Walmart’s new patents and digital shelf rollout point to a more tightly integrated model linking demand forecasting, pricing, and store-level execution.

Walmart has secured two patents related to automated pricing and demand forecasting, drawing attention to how large retailers are evolving their pricing and execution capabilities.

One patent, System and Method for Dynamically Updating Prices on an E-Commerce Platform, covers a system that can dynamically update online prices based on changing market conditions. A second, Walmart Pricing and Demand Forecasting Patent Classification, relates to demand forecasting technology designed to estimate what customers will buy and recommend pricing accordingly. At the same time, Walmart is expanding digital shelf labels across its U.S. stores, replacing paper labels with centrally managed electronic displays.

Individually, none of these elements are new. Retailers have long used forecasting models, pricing tools, and store execution processes. What is notable is the combination.

Walmart now has three capabilities aligned:

Demand forecasting tied to predictive models

Price recommendation based on that demand

Store-level infrastructure capable of rapid execution

That combination reduces the operational friction historically associated with pricing in physical retail.

Pricing Moves Closer to Execution

Traditional store pricing changes required coordination across multiple steps: analysis, approval, printing, distribution, and manual shelf updates.

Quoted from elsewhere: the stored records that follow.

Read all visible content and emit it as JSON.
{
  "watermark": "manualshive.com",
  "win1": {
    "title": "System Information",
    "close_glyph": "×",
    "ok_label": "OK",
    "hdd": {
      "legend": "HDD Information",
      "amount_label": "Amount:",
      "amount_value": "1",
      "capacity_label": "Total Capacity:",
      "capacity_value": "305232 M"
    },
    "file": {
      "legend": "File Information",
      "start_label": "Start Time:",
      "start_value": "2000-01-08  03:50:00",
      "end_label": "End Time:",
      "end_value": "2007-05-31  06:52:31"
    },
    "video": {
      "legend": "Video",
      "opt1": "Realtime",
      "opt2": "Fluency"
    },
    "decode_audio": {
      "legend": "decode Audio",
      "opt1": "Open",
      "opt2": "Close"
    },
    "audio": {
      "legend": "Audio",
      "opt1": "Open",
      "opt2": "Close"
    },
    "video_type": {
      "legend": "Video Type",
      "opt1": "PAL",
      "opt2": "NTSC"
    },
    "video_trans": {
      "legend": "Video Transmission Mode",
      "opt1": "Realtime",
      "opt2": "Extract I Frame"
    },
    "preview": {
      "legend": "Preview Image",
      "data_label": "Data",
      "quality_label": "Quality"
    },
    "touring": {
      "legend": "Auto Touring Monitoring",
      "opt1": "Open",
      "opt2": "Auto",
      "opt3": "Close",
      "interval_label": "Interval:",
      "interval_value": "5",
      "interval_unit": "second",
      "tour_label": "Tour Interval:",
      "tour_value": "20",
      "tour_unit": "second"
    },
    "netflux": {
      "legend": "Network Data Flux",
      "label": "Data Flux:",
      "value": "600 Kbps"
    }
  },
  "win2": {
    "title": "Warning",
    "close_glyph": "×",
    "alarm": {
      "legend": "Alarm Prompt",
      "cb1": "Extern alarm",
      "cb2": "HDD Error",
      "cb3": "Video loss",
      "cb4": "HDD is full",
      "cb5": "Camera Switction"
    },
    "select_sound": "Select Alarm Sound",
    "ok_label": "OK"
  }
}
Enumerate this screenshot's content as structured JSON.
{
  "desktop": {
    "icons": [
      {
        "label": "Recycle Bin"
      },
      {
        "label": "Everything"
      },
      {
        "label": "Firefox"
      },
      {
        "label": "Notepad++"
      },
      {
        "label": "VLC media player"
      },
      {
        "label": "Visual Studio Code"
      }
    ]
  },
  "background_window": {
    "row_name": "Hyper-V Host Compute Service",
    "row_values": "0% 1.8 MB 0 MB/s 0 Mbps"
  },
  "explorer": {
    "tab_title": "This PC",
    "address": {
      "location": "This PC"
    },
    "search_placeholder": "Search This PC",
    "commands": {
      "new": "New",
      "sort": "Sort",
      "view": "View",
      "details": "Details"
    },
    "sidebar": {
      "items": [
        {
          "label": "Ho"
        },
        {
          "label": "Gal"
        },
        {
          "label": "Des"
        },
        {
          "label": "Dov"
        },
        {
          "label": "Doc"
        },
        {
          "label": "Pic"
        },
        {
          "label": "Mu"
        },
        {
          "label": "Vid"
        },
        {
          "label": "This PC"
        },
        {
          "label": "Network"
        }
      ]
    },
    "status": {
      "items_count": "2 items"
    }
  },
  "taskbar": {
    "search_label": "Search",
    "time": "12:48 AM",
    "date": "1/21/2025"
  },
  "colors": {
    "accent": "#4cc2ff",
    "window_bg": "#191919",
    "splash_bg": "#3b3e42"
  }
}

That process introduced delay and inconsistency.

Digital shelf labels materially change that constraint. Prices can be updated centrally and executed across stores with significantly less manual intervention.

This does not change the underlying logic of pricing decisions. Retailers have always adjusted prices based on demand, competition, and margin targets. What changes is the speed and consistency of execution.

As a result, pricing moves closer to real-time operational control.

Implications for Supply Chain Operations

Pricing is not an isolated commercial function. It directly influences demand patterns, inventory flow, replenishment timing, and markdown activity.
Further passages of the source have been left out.